La loi prévoit que le transporté libéré pourra recevoir une concession.
Bravo !
Or, à ce jour, l’effectif des libérés est 2.448.
Souvenez-vous, s’il vous plait, de ce troupeau hagard d’hommes avilis que je vous montrais, l’autre jour, rôdant par les rues indifférentes et cruelles de Saint-Laurent-du-Maroni.
Deux mille quatre cent quarante-huit blancs sans toit, sans vêtement — évidemment, ils ne se promènent pas tout nus — sans vêtement quand même, sans pâture, sans travail et sans l’espoir d’une embauche. Tous ont faim. Ce sont des chiens sans propriétaire.

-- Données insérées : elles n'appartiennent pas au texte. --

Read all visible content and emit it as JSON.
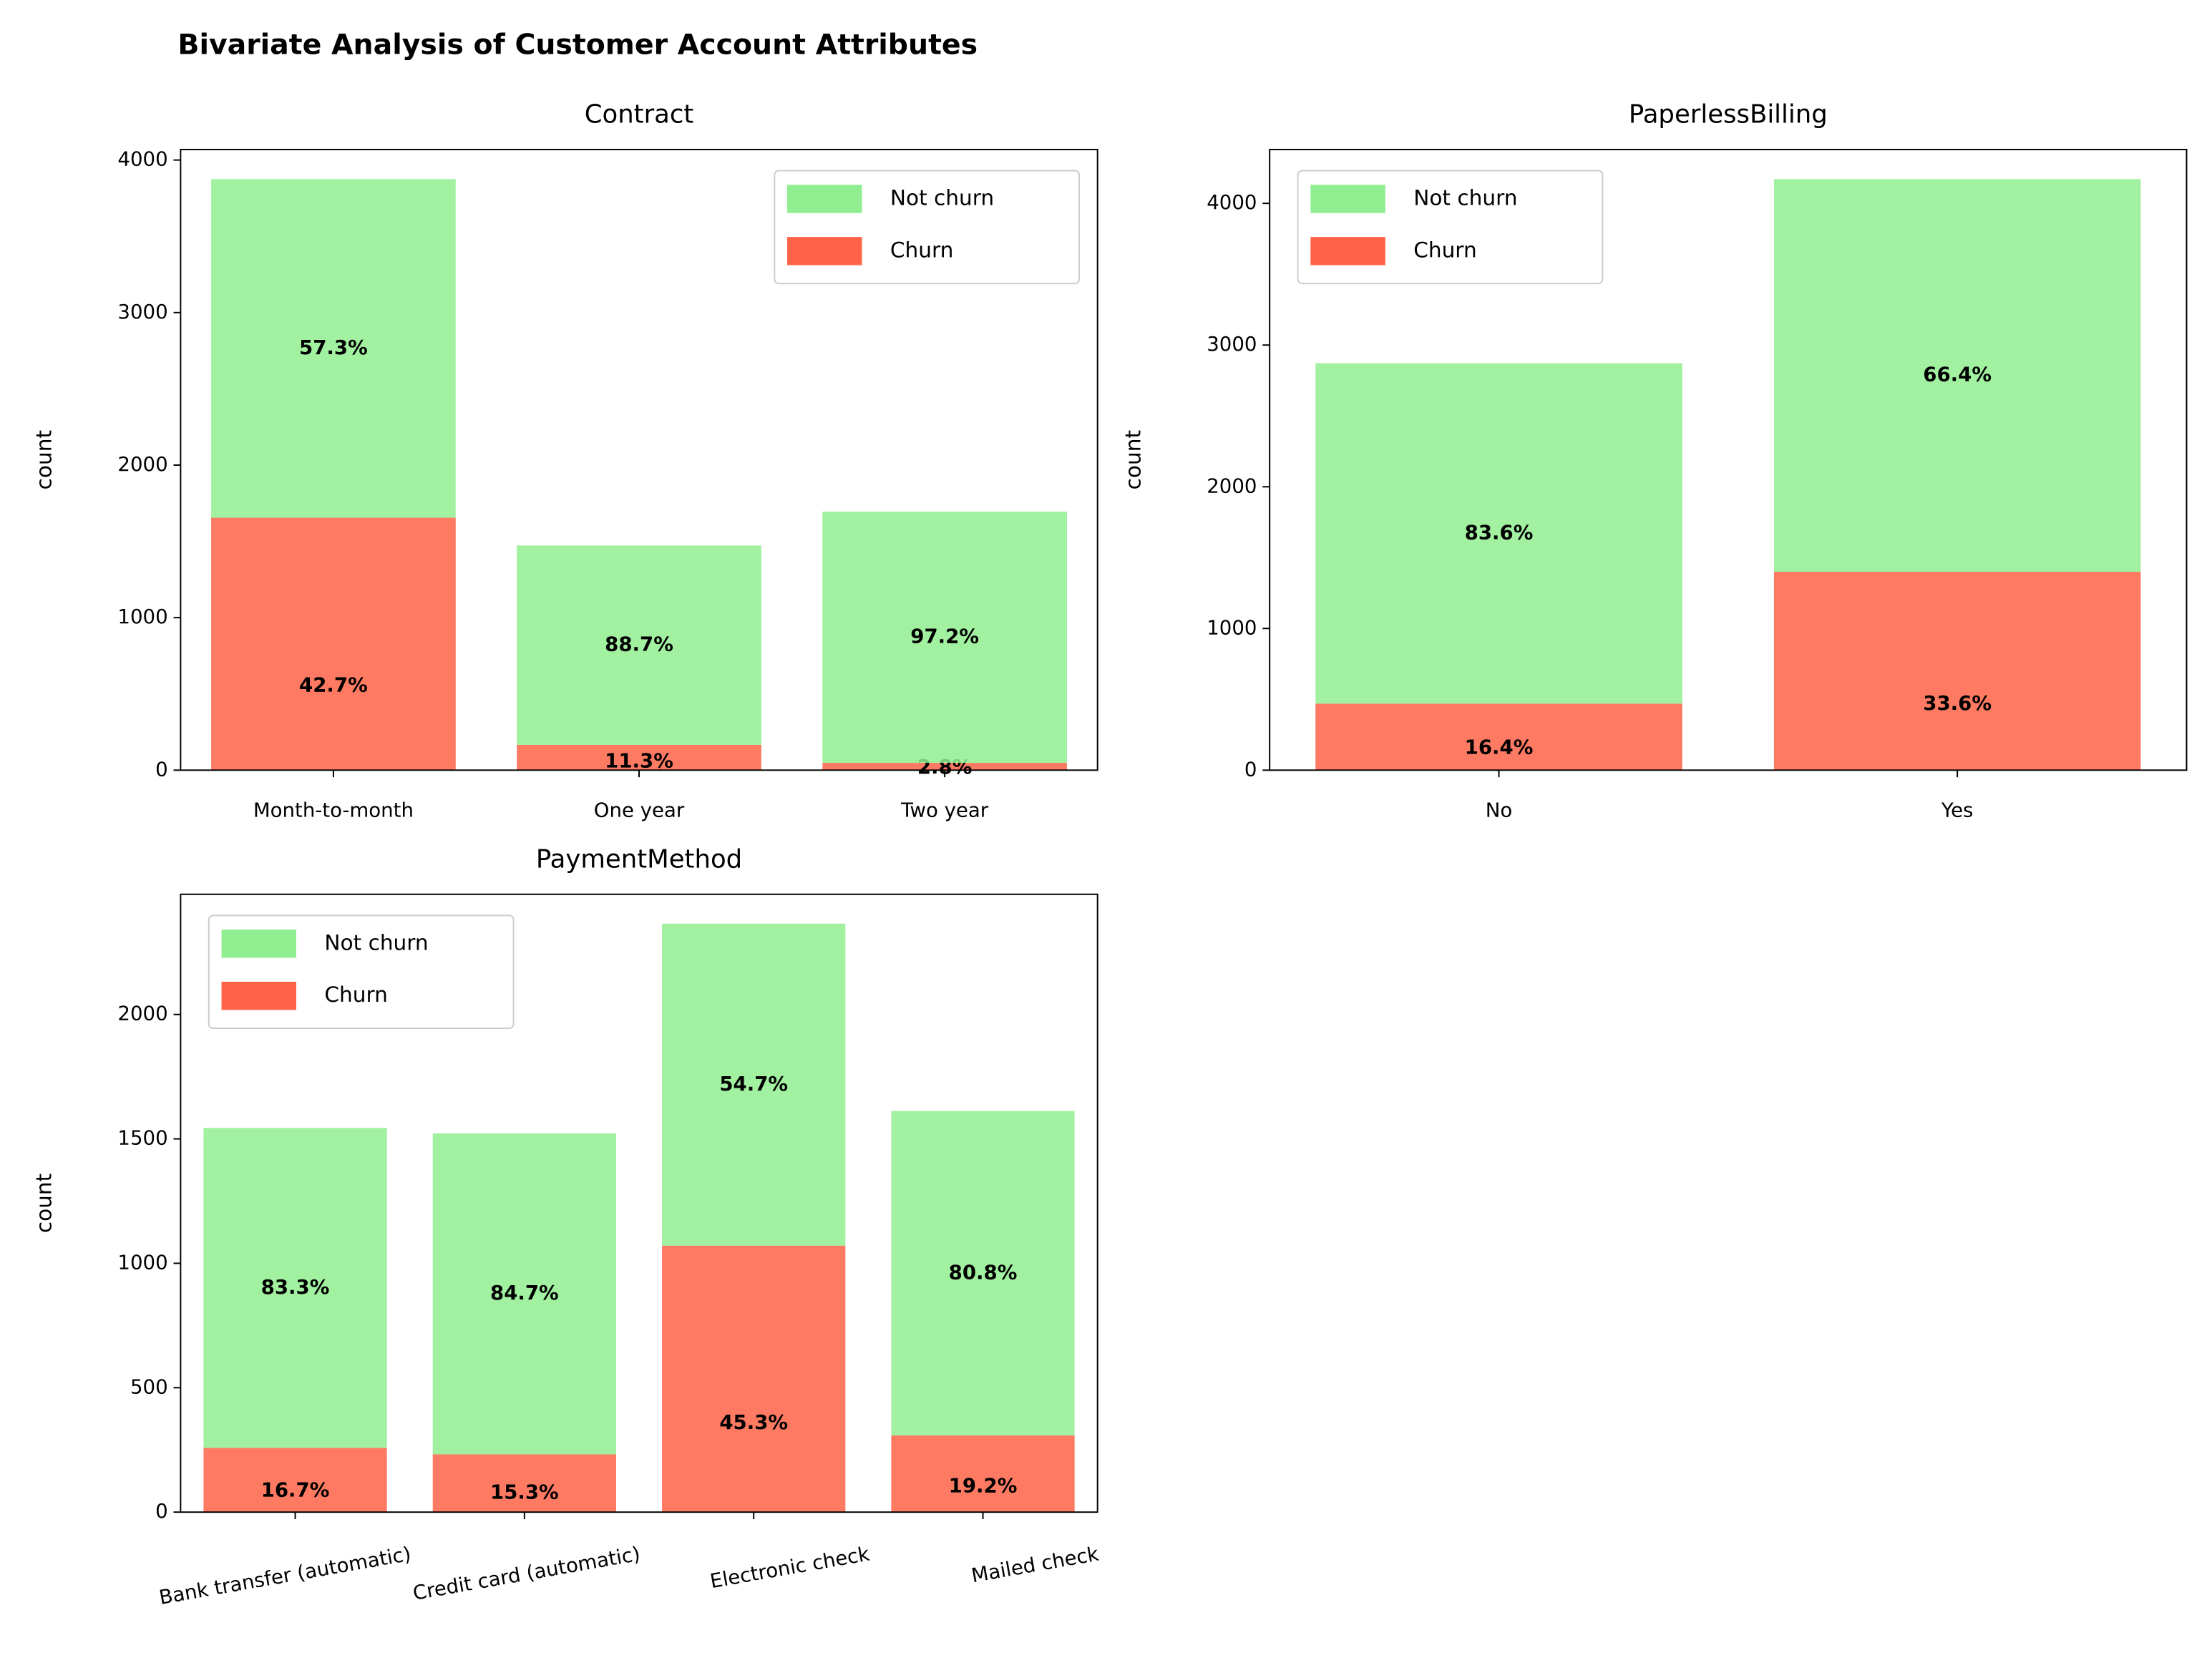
{
  "title": "Bivariate Analysis of Customer Account Attributes",
  "chart_data": [
    {
      "type": "bar",
      "stacked": true,
      "title": "Contract",
      "ylabel": "count",
      "categories": [
        "Month-to-month",
        "One year",
        "Two year"
      ],
      "series": [
        {
          "name": "Not churn",
          "color": "#90ee90",
          "values": [
            2220,
            1307,
            1647
          ],
          "labels": [
            "57.3%",
            "88.7%",
            "97.2%"
          ]
        },
        {
          "name": "Churn",
          "color": "#ff6347",
          "values": [
            1655,
            166,
            48
          ],
          "labels": [
            "42.7%",
            "11.3%",
            "2.8%"
          ]
        }
      ],
      "ylim": [
        0,
        4069
      ],
      "yticks": [
        0,
        1000,
        2000,
        3000,
        4000
      ],
      "legend": "upper right",
      "xtick_rotation": 0
    },
    {
      "type": "bar",
      "stacked": true,
      "title": "PaperlessBilling",
      "ylabel": "count",
      "categories": [
        "No",
        "Yes"
      ],
      "series": [
        {
          "name": "Not churn",
          "color": "#90ee90",
          "values": [
            2403,
            2771
          ],
          "labels": [
            "83.6%",
            "66.4%"
          ]
        },
        {
          "name": "Churn",
          "color": "#ff6347",
          "values": [
            469,
            1400
          ],
          "labels": [
            "16.4%",
            "33.6%"
          ]
        }
      ],
      "ylim": [
        0,
        4380
      ],
      "yticks": [
        0,
        1000,
        2000,
        3000,
        4000
      ],
      "legend": "upper left",
      "xtick_rotation": 0
    },
    {
      "type": "bar",
      "stacked": true,
      "title": "PaymentMethod",
      "ylabel": "count",
      "categories": [
        "Bank transfer (automatic)",
        "Credit card (automatic)",
        "Electronic check",
        "Mailed check"
      ],
      "series": [
        {
          "name": "Not churn",
          "color": "#90ee90",
          "values": [
            1286,
            1290,
            1294,
            1304
          ],
          "labels": [
            "83.3%",
            "84.7%",
            "54.7%",
            "80.8%"
          ]
        },
        {
          "name": "Churn",
          "color": "#ff6347",
          "values": [
            258,
            232,
            1071,
            308
          ],
          "labels": [
            "16.7%",
            "15.3%",
            "45.3%",
            "19.2%"
          ]
        }
      ],
      "ylim": [
        0,
        2483
      ],
      "yticks": [
        0,
        500,
        1000,
        1500,
        2000
      ],
      "legend": "upper left",
      "xtick_rotation": -10
    }
  ]
}
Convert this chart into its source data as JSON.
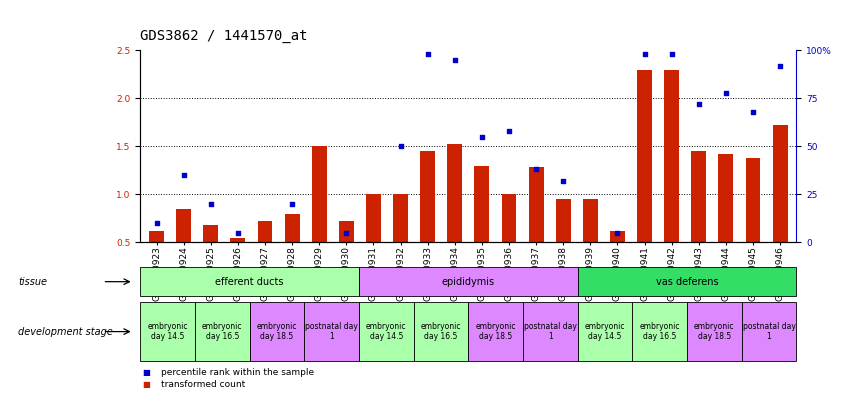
{
  "title": "GDS3862 / 1441570_at",
  "samples": [
    "GSM560923",
    "GSM560924",
    "GSM560925",
    "GSM560926",
    "GSM560927",
    "GSM560928",
    "GSM560929",
    "GSM560930",
    "GSM560931",
    "GSM560932",
    "GSM560933",
    "GSM560934",
    "GSM560935",
    "GSM560936",
    "GSM560937",
    "GSM560938",
    "GSM560939",
    "GSM560940",
    "GSM560941",
    "GSM560942",
    "GSM560943",
    "GSM560944",
    "GSM560945",
    "GSM560946"
  ],
  "bar_values": [
    0.62,
    0.85,
    0.68,
    0.55,
    0.72,
    0.8,
    1.5,
    0.72,
    1.0,
    1.0,
    1.45,
    1.52,
    1.3,
    1.0,
    1.28,
    0.95,
    0.95,
    0.62,
    2.3,
    2.3,
    1.45,
    1.42,
    1.38,
    1.72
  ],
  "scatter_pct": [
    10,
    35,
    20,
    5,
    null,
    20,
    null,
    5,
    null,
    50,
    98,
    95,
    55,
    58,
    38,
    32,
    null,
    5,
    98,
    98,
    72,
    78,
    68,
    92
  ],
  "ylim_left": [
    0.5,
    2.5
  ],
  "ylim_right": [
    0,
    100
  ],
  "yticks_left": [
    0.5,
    1.0,
    1.5,
    2.0,
    2.5
  ],
  "yticks_right": [
    0,
    25,
    50,
    75,
    100
  ],
  "bar_color": "#cc2200",
  "scatter_color": "#0000cc",
  "tissue_groups": [
    {
      "label": "efferent ducts",
      "start": 0,
      "end": 8,
      "color": "#aaffaa"
    },
    {
      "label": "epididymis",
      "start": 8,
      "end": 16,
      "color": "#dd88ff"
    },
    {
      "label": "vas deferens",
      "start": 16,
      "end": 24,
      "color": "#33dd66"
    }
  ],
  "dev_stage_groups": [
    {
      "label": "embryonic\nday 14.5",
      "start": 0,
      "end": 2,
      "color": "#aaffaa"
    },
    {
      "label": "embryonic\nday 16.5",
      "start": 2,
      "end": 4,
      "color": "#aaffaa"
    },
    {
      "label": "embryonic\nday 18.5",
      "start": 4,
      "end": 6,
      "color": "#dd88ff"
    },
    {
      "label": "postnatal day\n1",
      "start": 6,
      "end": 8,
      "color": "#dd88ff"
    },
    {
      "label": "embryonic\nday 14.5",
      "start": 8,
      "end": 10,
      "color": "#aaffaa"
    },
    {
      "label": "embryonic\nday 16.5",
      "start": 10,
      "end": 12,
      "color": "#aaffaa"
    },
    {
      "label": "embryonic\nday 18.5",
      "start": 12,
      "end": 14,
      "color": "#dd88ff"
    },
    {
      "label": "postnatal day\n1",
      "start": 14,
      "end": 16,
      "color": "#dd88ff"
    },
    {
      "label": "embryonic\nday 14.5",
      "start": 16,
      "end": 18,
      "color": "#aaffaa"
    },
    {
      "label": "embryonic\nday 16.5",
      "start": 18,
      "end": 20,
      "color": "#aaffaa"
    },
    {
      "label": "embryonic\nday 18.5",
      "start": 20,
      "end": 22,
      "color": "#dd88ff"
    },
    {
      "label": "postnatal day\n1",
      "start": 22,
      "end": 24,
      "color": "#dd88ff"
    }
  ],
  "legend_items": [
    {
      "label": "transformed count",
      "color": "#cc2200"
    },
    {
      "label": "percentile rank within the sample",
      "color": "#0000cc"
    }
  ],
  "background_color": "#ffffff",
  "title_fontsize": 10,
  "tick_fontsize": 6.5,
  "label_fontsize": 7.5
}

Leur peine est finie. Ils ont payé. A-t-on le droit, pour la même faute, de condamner un homme deux fois ?
Laissons la théorie. Regardons encore la réalité.
Deux mille quatre cent quarante-huit individus, le moral anéanti, le physique dégradé, et vivant comme des bêtes galeuses qu’on chasse de toutes parts. On leur a assigné un espace et, dans cet espace, ils grouillent, ils maudissent le jour, ils se saoulent, ils s’entre-tuent. Voilà l’amendement !
Ils sont assis sur ce trottoir, sombres lazaroni. Vous passez, ils ouvrent un œil et se rendorment. Voilà la colonisation !
Pourquoi ?
Parce que les concessions, c’est de la blague ! On en compte sept ou huit (2.448 libérés !).